247 – O ministro Dias Toffoli, do Supremo Tribunal Federal (STF), foi o último a votar, fechando o placar de 8 a 2 contra o chamado “orçamento secreto”. Com isso, o julgamento virtual referendou a liminar da ministra Rosa Weber que suspendeu o pagamento das emendas de relator, verbas destinadas por parlamentares às suas bases…

247 – O ministro Dias Toffoli, do Supremo Tribunal Federal (STF), foi o último a votar, fechando o placar de 8 a 2 contra o chamado “orçamento secreto”.

Com isso, o julgamento virtual referendou a liminar da ministra Rosa Weber que suspendeu o pagamento das emendas de relator, verbas destinadas por parlamentares às suas bases eleitorais, mas sem identificação do deputado ou senador responsável pelos repasses, nem o município, estado ou órgão público beneficiado com os recursos.

Apenas os ministros Gilmar Mendes e Kassio Nunes Marques votaram pela retomada dos repasses, para evitar eventuais prejuízos a políticas públicas em andamento, especialmente na saúde.
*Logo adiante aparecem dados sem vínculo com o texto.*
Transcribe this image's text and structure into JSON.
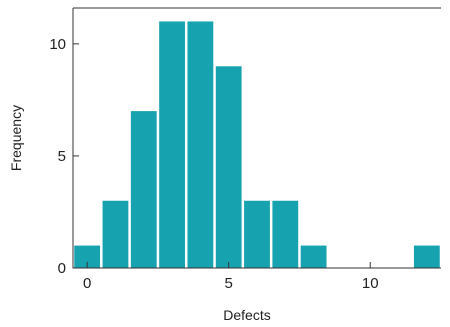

Seguiram a relatora os ministros Edson Fachin, Luís Roberto Barroso, Cármen Lúcia, Alexandre de Moraes, Ricardo Lewandowski, Luiz Fux e Dias Toffoli.

Apesar da divergência, todos os ministros acompanharam a ministra Rosa Weber ao determinar que governo e Congresso criem mecanismos de transparência sobre a destinação de verbas e determinou que publiquem, em até 30 dias, todos os pedidos feitos por parlamentares junto aos ministérios para liberação dos recursos.